Note i. — Paragraphe iv.

Uam-var ou Vaig-neor est une montagne située au nord-est du village de Callender, dans le comté de Menteith; elle tire son nom, qui signifie la grande Caverne, d’une espèce de retraite parmi les rochers, où la tradition prétend qu’un géant faisait jadis sa demeure. Plus récemment cette caverne était devenue le refuge d’une troupe de voleurs et de bandits, qui n’en ont été expulsés que depuis une quarantaine d’années.

Note 2. — Paragraphe xiv.

Avant que la route actuelle fût pratiquée dans le passage romantique que l’auteur a essayé ici de décrire, il n’y avait aucun moyen de sortir du défilé appelé Trosach, si ce n’est par une espèce d’échelle faite avec des branches et des racines.

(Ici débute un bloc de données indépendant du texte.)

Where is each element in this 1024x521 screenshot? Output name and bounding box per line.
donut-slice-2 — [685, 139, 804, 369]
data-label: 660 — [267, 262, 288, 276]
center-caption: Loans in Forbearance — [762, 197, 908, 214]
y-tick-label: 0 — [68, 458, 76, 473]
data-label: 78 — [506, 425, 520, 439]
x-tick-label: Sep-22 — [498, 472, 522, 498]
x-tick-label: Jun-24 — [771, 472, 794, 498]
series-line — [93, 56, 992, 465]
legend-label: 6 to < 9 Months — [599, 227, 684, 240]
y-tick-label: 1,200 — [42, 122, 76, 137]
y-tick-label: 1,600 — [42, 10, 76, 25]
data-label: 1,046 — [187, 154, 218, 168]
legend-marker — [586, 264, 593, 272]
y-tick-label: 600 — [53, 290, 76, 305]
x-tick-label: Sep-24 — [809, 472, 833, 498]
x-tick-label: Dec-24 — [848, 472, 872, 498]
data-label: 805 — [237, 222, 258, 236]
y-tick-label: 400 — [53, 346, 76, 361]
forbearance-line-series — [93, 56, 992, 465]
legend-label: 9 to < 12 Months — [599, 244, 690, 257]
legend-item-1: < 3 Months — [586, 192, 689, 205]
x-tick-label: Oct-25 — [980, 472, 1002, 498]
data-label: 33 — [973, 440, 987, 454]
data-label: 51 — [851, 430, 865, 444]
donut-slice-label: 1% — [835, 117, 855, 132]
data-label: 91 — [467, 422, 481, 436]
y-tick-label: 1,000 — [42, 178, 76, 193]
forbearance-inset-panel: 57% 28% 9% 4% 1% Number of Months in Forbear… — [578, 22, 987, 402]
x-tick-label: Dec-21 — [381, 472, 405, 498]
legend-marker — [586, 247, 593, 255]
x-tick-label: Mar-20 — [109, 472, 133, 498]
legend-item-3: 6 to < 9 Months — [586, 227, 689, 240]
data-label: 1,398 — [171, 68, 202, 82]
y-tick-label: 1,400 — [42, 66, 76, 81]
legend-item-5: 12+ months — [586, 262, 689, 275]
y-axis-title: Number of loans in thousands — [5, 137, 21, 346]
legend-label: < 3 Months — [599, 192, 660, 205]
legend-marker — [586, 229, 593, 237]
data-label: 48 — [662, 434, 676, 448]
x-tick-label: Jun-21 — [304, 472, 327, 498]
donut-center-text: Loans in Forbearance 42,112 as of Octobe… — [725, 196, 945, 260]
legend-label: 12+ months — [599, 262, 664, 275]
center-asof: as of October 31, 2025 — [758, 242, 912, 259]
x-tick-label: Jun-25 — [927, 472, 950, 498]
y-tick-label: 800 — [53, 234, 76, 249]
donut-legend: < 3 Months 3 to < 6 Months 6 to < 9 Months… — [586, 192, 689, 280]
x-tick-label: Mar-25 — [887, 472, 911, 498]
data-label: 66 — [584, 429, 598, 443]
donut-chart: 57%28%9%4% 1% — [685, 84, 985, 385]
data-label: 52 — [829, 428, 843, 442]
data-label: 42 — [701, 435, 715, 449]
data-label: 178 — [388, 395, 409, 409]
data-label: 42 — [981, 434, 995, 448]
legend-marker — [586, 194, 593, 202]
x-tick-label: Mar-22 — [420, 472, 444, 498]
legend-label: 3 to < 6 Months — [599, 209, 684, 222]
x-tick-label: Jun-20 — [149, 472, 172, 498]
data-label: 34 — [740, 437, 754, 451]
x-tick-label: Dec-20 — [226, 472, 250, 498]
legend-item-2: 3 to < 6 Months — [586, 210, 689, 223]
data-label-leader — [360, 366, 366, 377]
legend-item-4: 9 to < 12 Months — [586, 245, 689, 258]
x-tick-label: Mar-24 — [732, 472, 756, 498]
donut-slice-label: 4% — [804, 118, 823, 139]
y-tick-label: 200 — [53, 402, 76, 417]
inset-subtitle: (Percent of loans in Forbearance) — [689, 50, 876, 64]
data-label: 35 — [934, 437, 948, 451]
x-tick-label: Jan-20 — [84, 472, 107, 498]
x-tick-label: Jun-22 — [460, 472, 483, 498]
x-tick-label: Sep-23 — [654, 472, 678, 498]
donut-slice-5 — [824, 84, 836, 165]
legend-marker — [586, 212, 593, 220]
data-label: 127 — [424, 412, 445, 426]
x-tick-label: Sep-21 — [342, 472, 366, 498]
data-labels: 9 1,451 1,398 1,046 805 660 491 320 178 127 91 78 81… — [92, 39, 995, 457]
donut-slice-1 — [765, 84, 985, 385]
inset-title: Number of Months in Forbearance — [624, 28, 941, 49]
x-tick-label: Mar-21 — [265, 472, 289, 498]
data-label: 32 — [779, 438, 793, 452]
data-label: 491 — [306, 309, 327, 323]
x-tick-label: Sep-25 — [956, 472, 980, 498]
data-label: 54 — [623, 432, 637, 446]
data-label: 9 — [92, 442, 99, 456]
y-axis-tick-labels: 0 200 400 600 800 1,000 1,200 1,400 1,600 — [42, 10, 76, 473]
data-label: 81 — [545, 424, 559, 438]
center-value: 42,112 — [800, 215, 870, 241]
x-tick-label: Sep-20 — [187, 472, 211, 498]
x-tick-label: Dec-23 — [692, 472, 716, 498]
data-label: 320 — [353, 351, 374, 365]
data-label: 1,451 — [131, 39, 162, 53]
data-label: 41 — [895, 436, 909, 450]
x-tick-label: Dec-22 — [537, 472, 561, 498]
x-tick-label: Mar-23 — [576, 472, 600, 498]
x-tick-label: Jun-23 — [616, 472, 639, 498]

Note 3. — Paragraphe xvii.

Les clans qui habitaient les contrées qui environnent le lac Katrine étaient encore, il n’y a pas très-long-temps, dans l’ancienne habitude de faire des excursions sur les basses terres ou Lowlands.

Note 4. — Paragraphe xxv.

Les Chefs celtes, dont la vie était assaillie par des périls continuels, avaient communément dans la partie la plus reculée de leurs domaines quelque retraite, comme une tour, une caverne ou une demeure rustique. Ce fut dans une semblable retraite que Charles Edouard se cacha après la malheureuse bataille de Cullodea.

Note 5. — Paragraphe xxviii.

Ces deux fils d’Anak sont fameux dans les livres de chevalerie; le premier est bien connu des admirateurs de l’Arioste, sous le nom de Ferrau; il fut un des antagonistes de Rolland, et tué par lui dans un combat singulier. Le roman de Charlemagne lui attribue des formes ou ne peut pas plus gigantesques.

Ascapart ou Ascabart joue un rôle important dans l’histoire de sir Bevis de Hampton, par qui il fut vaincu. Son effigie peut être vue encore sur un côté de la porte de Southampton, dont l’autre est occupé par sir Bevis lui-meme.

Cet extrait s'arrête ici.